- Location: Kreinik and surrounding villages, West Darfur, Sudan Geneina, West Darfur (April 25 only)
- Date: April 21-25, 2022
- Deaths: 200+ killed (Kreinik) 10 killed (Geneina)
- Injured: 88+ injured
- Perpetrators: Janjaweed Rapid Support Forces

= Kreinik massacre =

Massacre in Darfur

Beginning on April 21, 2022, clashes broke out between Janjaweed and Masalit civilians in the Kreinik refugee camp near El Geneina, West Darfur. These led to massacres over the following days by Janjaweed and the Rapid Support Forces, with hundreds of civilians killed.

== Prelude ==
Kreinik is a town near the West Darfuri capital of El Geneina. During the War in Darfur, it served as a refugee camp for Masalit civilians who fled massacres by the Arab Janjaweed militias. Following the Sudanese revolution in 2019, new governors were appointed to different regions, with Khamis Abakar, former leader of the predominantly-Masalit Sudanese Alliance, appointed governor of West Darfur. In 2021, clashes broke out in Kreinik between the Janjaweed and Masalit, killing 88 people, with 84 others injured. On December 6, 2021, a refugee camp in Kreinik was burnt to the ground by a second Janjaweed attack.

== Clashes ==
The first clashes in Kreinik broke out on April 21, 2022, after the death of two Arab men by unknown assailants. In response, Rizeigat Arab militants along with fighters from the Rapid Support Forces attacked Masalit civilians in Kreinik. The first attack occurred in the town square, killing nine on April 22. The next attack occurred on April 23, killing sixteen and forcing 86,700 to flee to the Sudanese Army headquarters in the town. Janjaweed and RSF then attacked 25 neighboring villages around Kreinik, all predominantly Masalit. Survivors of the attacks stated that their villages were completely razed, and many of the refugees fled to Geneina.

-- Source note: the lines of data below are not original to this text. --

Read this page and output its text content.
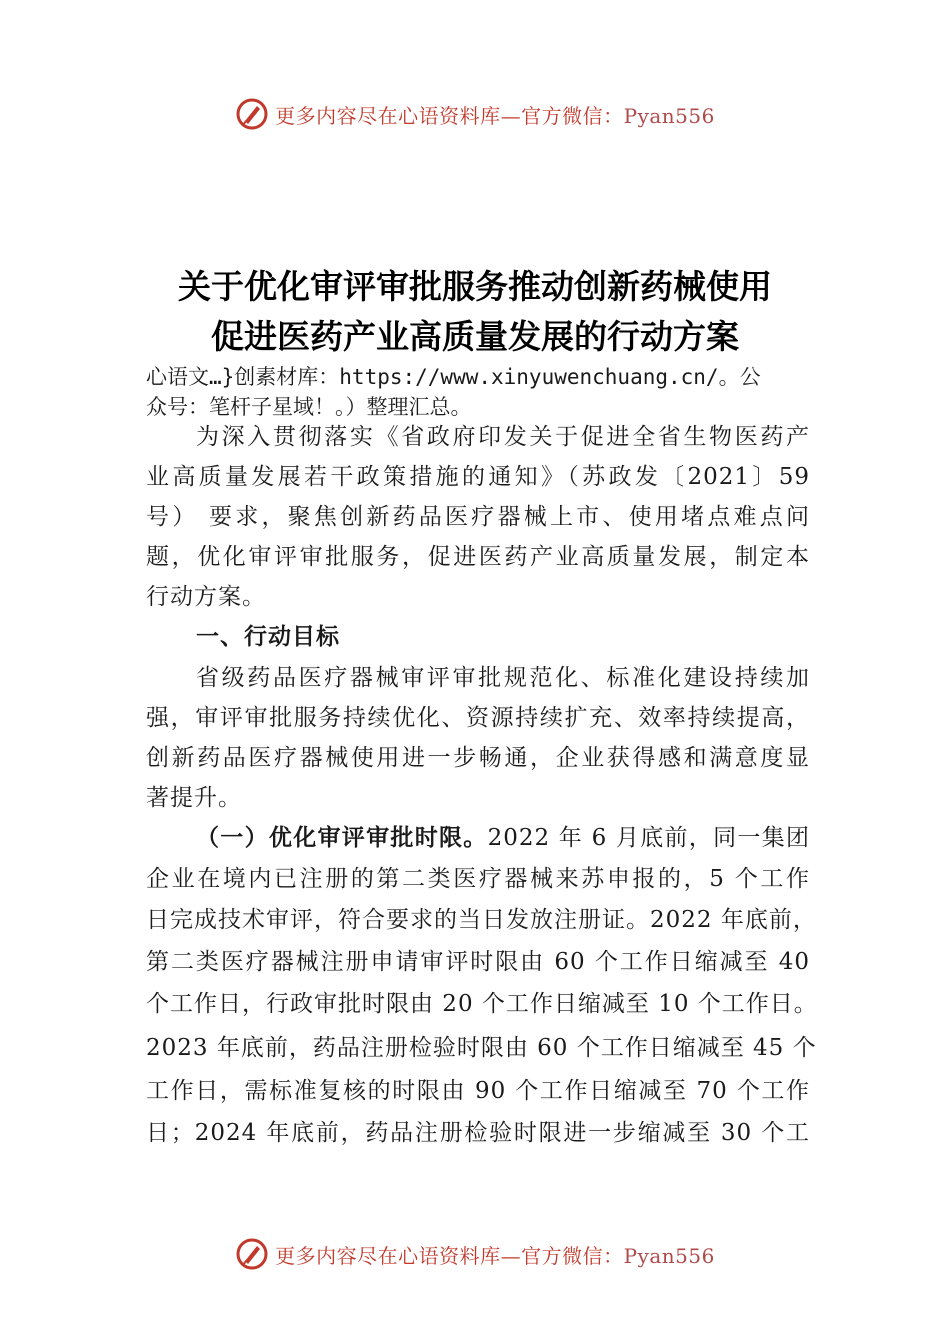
更多内容尽在心语资料库—官方微信：Pyan556
关于优化审评审批服务推动创新药械使用
促进医药产业高质量发展的行动方案
心语文…}创素材库：https://www.xinyuwenchuang.cn/。公
众号：笔杆子星域！。）整理汇总。
为深入贯彻落实《省政府印发关于促进全省生物医药产
业高质量发展若干政策措施的通知》（苏政发〔2021〕59
号） 要求，聚焦创新药品医疗器械上市、使用堵点难点问
题，优化审评审批服务，促进医药产业高质量发展，制定本
行动方案。
一、行动目标
省级药品医疗器械审评审批规范化、标准化建设持续加
强，审评审批服务持续优化、资源持续扩充、效率持续提高，
创新药品医疗器械使用进一步畅通，企业获得感和满意度显
著提升。
（一）优化审评审批时限。2022 年 6 月底前，同一集团
企业在境内已注册的第二类医疗器械来苏申报的，5 个工作
日完成技术审评，符合要求的当日发放注册证。2022 年底前，
第二类医疗器械注册申请审评时限由 60 个工作日缩减至 40
个工作日，行政审批时限由 20 个工作日缩减至 10 个工作日。
2023 年底前，药品注册检验时限由 60 个工作日缩减至 45 个
工作日，需标准复核的时限由 90 个工作日缩减至 70 个工作
日；2024 年底前，药品注册检验时限进一步缩减至 30 个工
更多内容尽在心语资料库—官方微信：Pyan556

The main attack in Kreinik occurred on April 24, with over 1,000 Janjaweed and RSF fighters heeding the "fazaa", or call to battle. Initially, Sudanese Alliance fighters fought the RSF, but were quickly overrun. The fighters attacked many places in Kreinik, including schools, houses, and the Kreinik hospital. The attack lasted six hours, and the wounded were unable to be transported to the Geneina hospital, as the Janjaweed controlled the roads leading to Geneina. Worshippers leaving the mosque in Kreinik were also shot at. The sultan of Dar Masalit, the Darfur tribe of Masalit, accused the Sudanese Army of fleeing the clashes after only fighting for three minutes. Many civilians from the neighboring towns fled to Kreinik from the violence, seeing the population go from around 25,000 to 125,000.

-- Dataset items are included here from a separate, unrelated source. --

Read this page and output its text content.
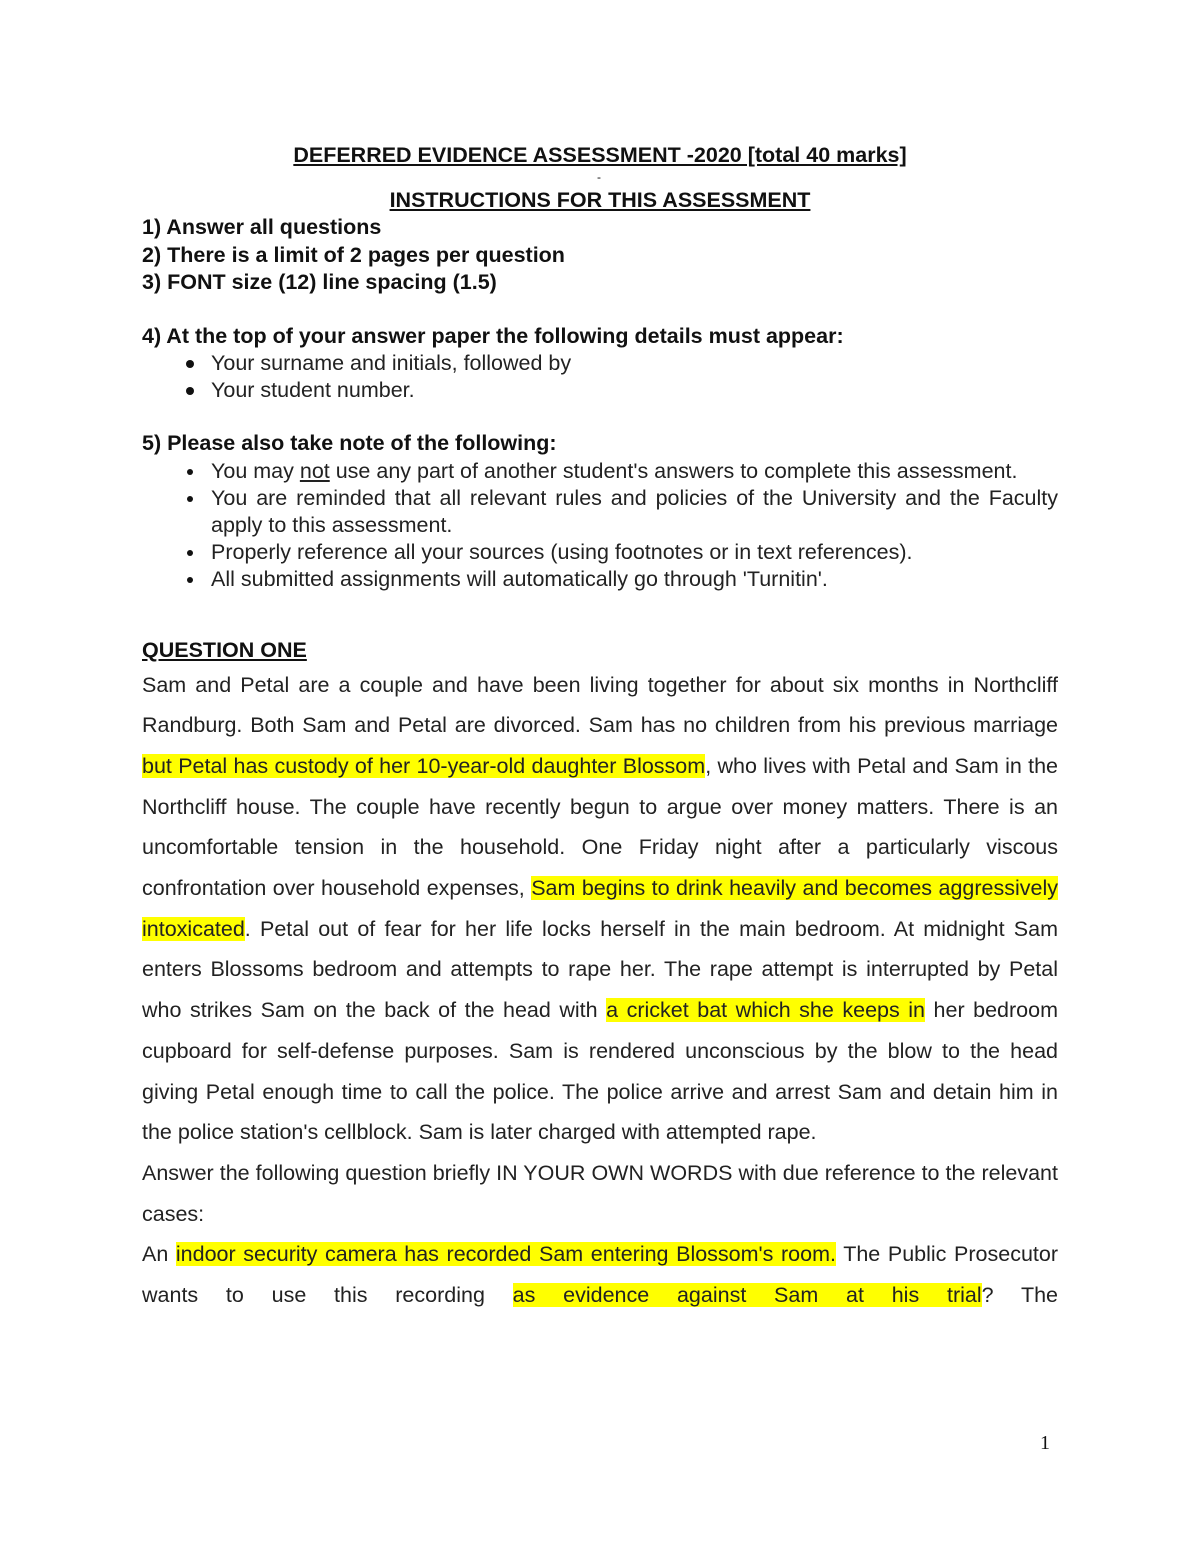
DEFERRED EVIDENCE ASSESSMENT -2020 [total 40 marks]

-

INSTRUCTIONS FOR THIS ASSESSMENT

1) Answer all questions

2) There is a limit of 2 pages per question

3) FONT size (12) line spacing (1.5)

4) At the top of your answer paper the following details must appear:

Your surname and initials, followed by
Your student number.

5) Please also take note of the following:

You may not use any part of another student's answers to complete this assessment.
You are reminded that all relevant rules and policies of the University and the Faculty apply to this assessment.
Properly reference all your sources (using footnotes or in text references).
All submitted assignments will automatically go through 'Turnitin'.

QUESTION ONE

Sam and Petal are a couple and have been living together for about six months in Northcliff Randburg. Both Sam and Petal are divorced. Sam has no children from his previous marriage but Petal has custody of her 10-year-old daughter Blossom, who lives with Petal and Sam in the Northcliff house. The couple have recently begun to argue over money matters. There is an uncomfortable tension in the household. One Friday night after a particularly viscous confrontation over household expenses, Sam begins to drink heavily and becomes aggressively intoxicated. Petal out of fear for her life locks herself in the main bedroom. At midnight Sam enters Blossoms bedroom and attempts to rape her. The rape attempt is interrupted by Petal who strikes Sam on the back of the head with a cricket bat which she keeps in her bedroom cupboard for self-defense purposes. Sam is rendered unconscious by the blow to the head giving Petal enough time to call the police. The police arrive and arrest Sam and detain him in the police station's cellblock. Sam is later charged with attempted rape.

Answer the following question briefly IN YOUR OWN WORDS with due reference to the relevant cases:

An indoor security camera has recorded Sam entering Blossom's room. The Public Prosecutor wants to use this recording as evidence against Sam at his trial? The

1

In an attack on Kreinik the next day, eight people were killed.

On April 25, the clashes spread to Geneina. Residents reported gunshots in several neighborhoods, and doctors' organizations gave a provisional death toll of ten civilians killed. Janjaweed attacked the Geneina Teaching Hospital in the April 25 attack. One French worker for Médecins Sans Frontières was killed.

== Aftermath ==
In the immediate aftermath, over 168 civilians were killed and 98 others were injured. Other estimates put the toll at between 165 and 200 civilians killed, including 21 children. By February 2023, MSF stated that the death toll of the attack was over 200 civilians killed, including two MSF aid workers and eight patients. Survivors of the attack alleged that the Janjaweed and RSF were the perpetrators, and accused the Sudanese Army for letting the attack happen. Following the attacks, many wounded civilians were transported to the El Geneina hospital, although the hospital was full. In Kreinik, food insecurity was also ravaging the town following the influx in refugees along with the Janjaweed and RSF burning down the market and stealing the food during the attack. Khamis Abakar also survived an assassination attempt by the Janjaweed on April 28.

Despite Masalit self-defense groups regaining control over the neighborhoods of Kreinik and El Geneina, the roads were still controlled by the Janjaweed and RSF by May. By February 2023, Kreinik was "a burned-out spectre", as much of the population was living in refugee camps and many neighborhoods were burnt down. The hospital was rebuilt by MSF in December 2022.

=== Reactions ===
Hemedti, leader of the RSF, expressed his condolences and accused both sides of being at fault. Sudanese minister of defense Yassin Ibrahim Yassin claimed to have sent reinforcements to West Darfur.